As if we did not have enough negative news regarding the current housing debacle and the accompanying mortgage crisis, Goldman Sachs (NYSE:GS) analysts came out with a report stating that 2 trillion dollars of loan reductions could be possible and could initiate an ensuing credit crunch. The implications are obvious: obtaining a loan would become more arduous which would put us closer to a Recession. Being dependent on almost $100 a barrel oil and foreign investment is only adding fuel to the fire. It is very interesting how just several short months ago the U.S. mortgage system was the envy of the world. Now unfortunately it seems the U.S. mortgage system is imploding.

In the early 1980's we were going through another financial crisis. Then, as now, times were becoming very difficult. However one major difference was the fact the government did not come in and bail out the financial institutions. They were allowed to fail. There was a proverbial wringing of excess. Possibly due to this wringing of excess we enjoyed one of the longest running bull markets. Mr. Bernanke and his colleagues have taken a different approach. They have lowered interest rates.

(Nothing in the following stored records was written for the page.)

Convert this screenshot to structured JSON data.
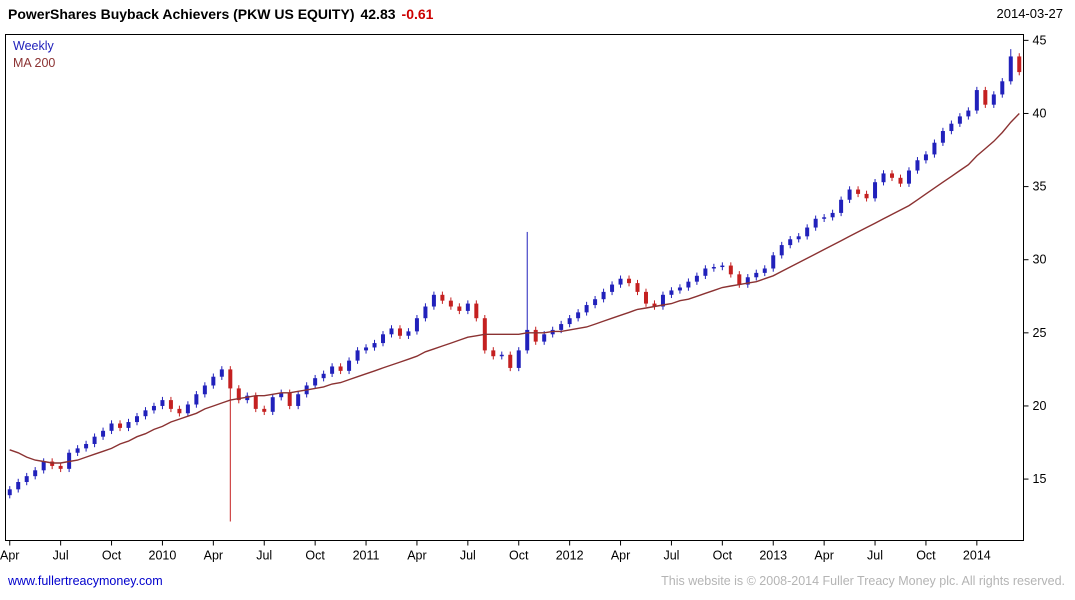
{
  "header": {
    "title": "PowerShares Buyback Achievers (PKW US EQUITY)",
    "last_price": "42.83",
    "change": "-0.61",
    "date": "2014-03-27"
  },
  "legend": {
    "series_label": "Weekly",
    "ma_label": "MA 200"
  },
  "footer": {
    "link": "www.fullertreacymoney.com",
    "copyright": "This website is © 2008-2014 Fuller Treacy Money plc. All rights reserved."
  },
  "colors": {
    "up_candle": "#2121bb",
    "down_candle": "#c42020",
    "ma_line": "#8b3232",
    "axis": "#000000",
    "change_text": "#cc0000",
    "link_text": "#0000cc",
    "copyright_text": "#b4b4b4"
  },
  "chart_data": {
    "type": "candlestick",
    "title": "PowerShares Buyback Achievers (PKW US EQUITY)",
    "interval": "weekly, approx. biweekly sampling Apr 2009 - Mar 2014",
    "grid": false,
    "legend_position": "top-left",
    "ylim": [
      10.8,
      45.4
    ],
    "yticks": [
      15,
      20,
      25,
      30,
      35,
      40,
      45
    ],
    "xticks": [
      {
        "i": 0,
        "label": "Apr"
      },
      {
        "i": 6,
        "label": "Jul"
      },
      {
        "i": 12,
        "label": "Oct"
      },
      {
        "i": 18,
        "label": "2010"
      },
      {
        "i": 24,
        "label": "Apr"
      },
      {
        "i": 30,
        "label": "Jul"
      },
      {
        "i": 36,
        "label": "Oct"
      },
      {
        "i": 42,
        "label": "2011"
      },
      {
        "i": 48,
        "label": "Apr"
      },
      {
        "i": 54,
        "label": "Jul"
      },
      {
        "i": 60,
        "label": "Oct"
      },
      {
        "i": 66,
        "label": "2012"
      },
      {
        "i": 72,
        "label": "Apr"
      },
      {
        "i": 78,
        "label": "Jul"
      },
      {
        "i": 84,
        "label": "Oct"
      },
      {
        "i": 90,
        "label": "2013"
      },
      {
        "i": 96,
        "label": "Apr"
      },
      {
        "i": 102,
        "label": "Jul"
      },
      {
        "i": 108,
        "label": "Oct"
      },
      {
        "i": 114,
        "label": "2014"
      }
    ],
    "closes": [
      14.3,
      14.8,
      15.2,
      15.6,
      16.2,
      15.9,
      15.7,
      16.8,
      17.1,
      17.4,
      17.9,
      18.3,
      18.8,
      18.5,
      18.9,
      19.3,
      19.7,
      20.0,
      20.4,
      19.8,
      19.5,
      20.1,
      20.8,
      21.4,
      22.0,
      22.5,
      21.2,
      20.4,
      20.7,
      19.8,
      19.6,
      20.6,
      20.9,
      20.0,
      20.8,
      21.4,
      21.9,
      22.2,
      22.7,
      22.4,
      23.1,
      23.8,
      24.0,
      24.3,
      24.9,
      25.3,
      24.8,
      25.1,
      26.0,
      26.8,
      27.6,
      27.2,
      26.8,
      26.5,
      27.0,
      26.0,
      23.8,
      23.4,
      23.5,
      22.6,
      23.8,
      25.2,
      24.4,
      24.9,
      25.2,
      25.6,
      26.0,
      26.4,
      26.9,
      27.3,
      27.8,
      28.3,
      28.7,
      28.4,
      27.8,
      27.0,
      26.8,
      27.6,
      27.9,
      28.1,
      28.5,
      28.9,
      29.4,
      29.5,
      29.6,
      29.0,
      28.3,
      28.8,
      29.1,
      29.4,
      30.3,
      31.0,
      31.4,
      31.6,
      32.2,
      32.8,
      32.9,
      33.2,
      34.1,
      34.8,
      34.5,
      34.2,
      35.3,
      35.9,
      35.6,
      35.2,
      36.1,
      36.8,
      37.2,
      38.0,
      38.8,
      39.3,
      39.8,
      40.2,
      41.6,
      40.6,
      41.3,
      42.2,
      43.9,
      42.83
    ],
    "ma200": [
      17.0,
      16.8,
      16.5,
      16.3,
      16.2,
      16.1,
      16.1,
      16.2,
      16.3,
      16.5,
      16.7,
      16.9,
      17.1,
      17.4,
      17.6,
      17.9,
      18.1,
      18.4,
      18.6,
      18.9,
      19.1,
      19.3,
      19.5,
      19.8,
      20.0,
      20.2,
      20.4,
      20.5,
      20.6,
      20.7,
      20.7,
      20.8,
      20.9,
      20.9,
      21.0,
      21.1,
      21.2,
      21.3,
      21.5,
      21.6,
      21.8,
      22.0,
      22.2,
      22.4,
      22.6,
      22.8,
      23.0,
      23.2,
      23.4,
      23.7,
      23.9,
      24.1,
      24.3,
      24.5,
      24.7,
      24.8,
      24.9,
      24.9,
      24.9,
      24.9,
      24.9,
      25.0,
      25.0,
      25.0,
      25.1,
      25.1,
      25.2,
      25.3,
      25.4,
      25.6,
      25.8,
      26.0,
      26.2,
      26.4,
      26.6,
      26.7,
      26.8,
      26.9,
      27.0,
      27.2,
      27.3,
      27.5,
      27.7,
      27.9,
      28.1,
      28.2,
      28.3,
      28.4,
      28.5,
      28.7,
      28.9,
      29.2,
      29.5,
      29.8,
      30.1,
      30.4,
      30.7,
      31.0,
      31.3,
      31.6,
      31.9,
      32.2,
      32.5,
      32.8,
      33.1,
      33.4,
      33.7,
      34.1,
      34.5,
      34.9,
      35.3,
      35.7,
      36.1,
      36.5,
      37.1,
      37.6,
      38.1,
      38.7,
      39.4,
      40.0
    ],
    "wick_overrides": {
      "26": {
        "low": 12.1
      },
      "61": {
        "high": 31.9
      },
      "118": {
        "high": 44.4
      }
    },
    "last_close": 42.83,
    "last_change": -0.61
  }
}
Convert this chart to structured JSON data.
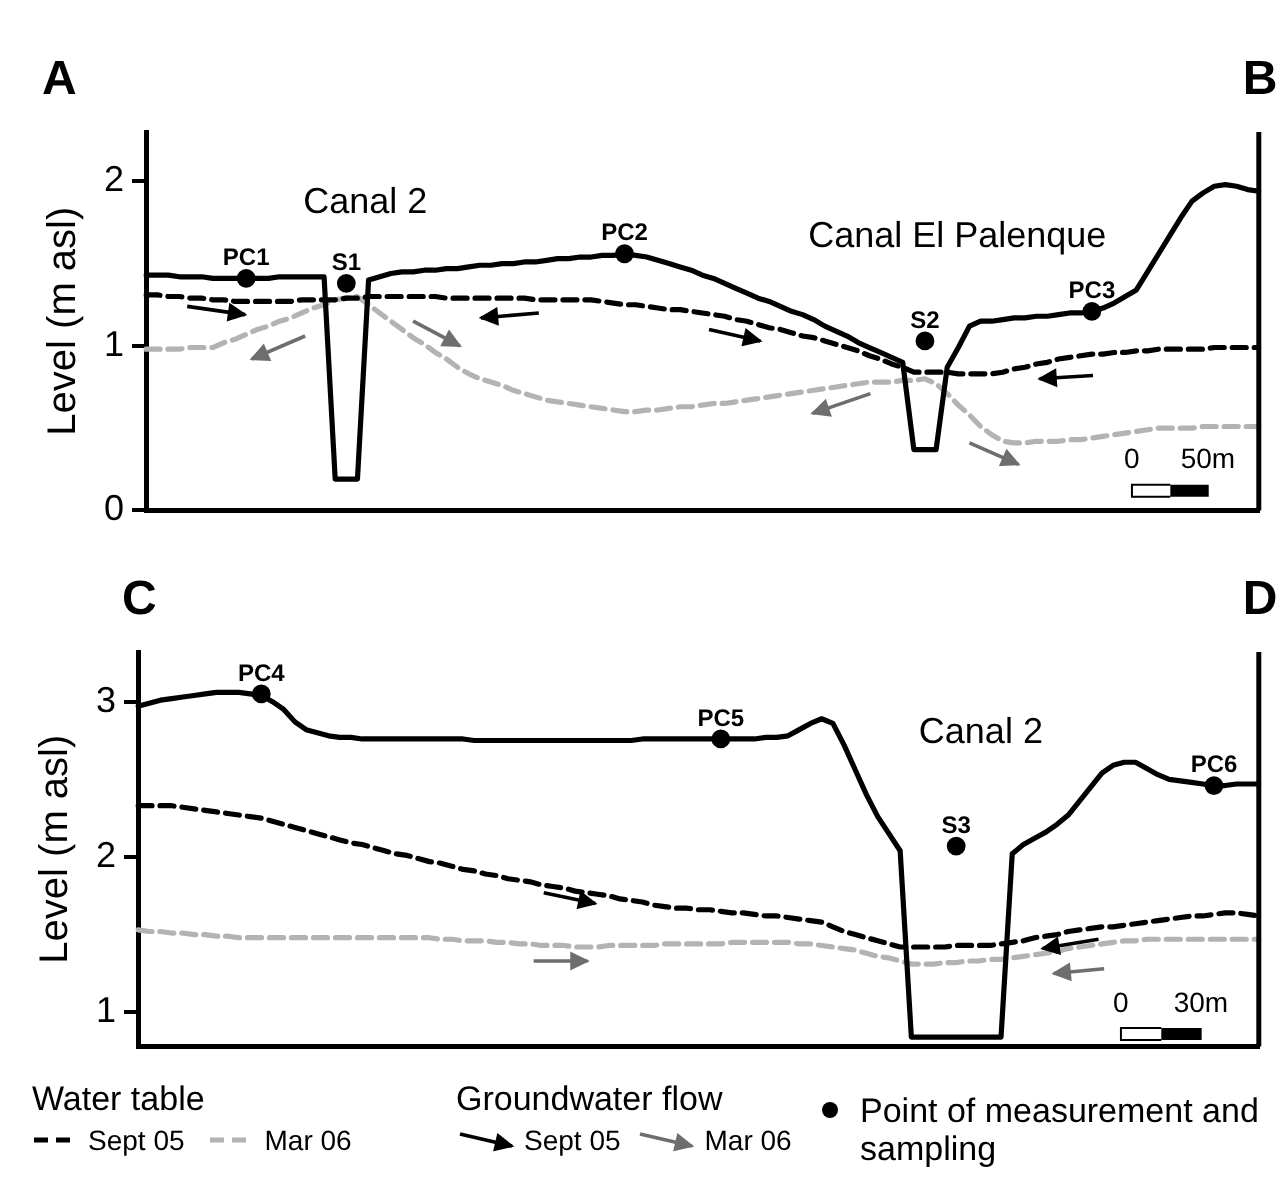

In life, as different as things seem to be, many times they are similar. What I am referring to is the case in the late 1980's when Japan's stock market was at a parabolic high. Japanese investors were buying up U.S. real estate assets as well as companies. Easy credit and cheap money were flowing like water [sounds familiar? see the situation in the U.S. up until recently].

In 1989 the Japanese stock market, which hit a high of approx 39,000, started to implode. The financial strength of Japan started to unravel. The Japanese government thought it was prudent to lower interest rates to bail out the lenders. In retrospect it is very clear that this did not work. For the last 15 years Japan has been experiencing virtually an economic disaster. The Japanese stock market has been down for now almost 18 years and sits at less than half of its former value at 15,154.61.

Zero rates did not lead to economic growth!

What I have learned from all my years of investing is that anything can happen and PRUDENCE is Paramount to Return. I have had this discussion regarding Japan with clients and not one thinks this can happen in America. After 1929 it took 25 years for the Dow to get back to its 1929 levels. Regardless of your beliefs and bias on the markets, have a plan. It is obvious when your investments and trades work, but more importantly when they do not work out, know when to exit according to your plan.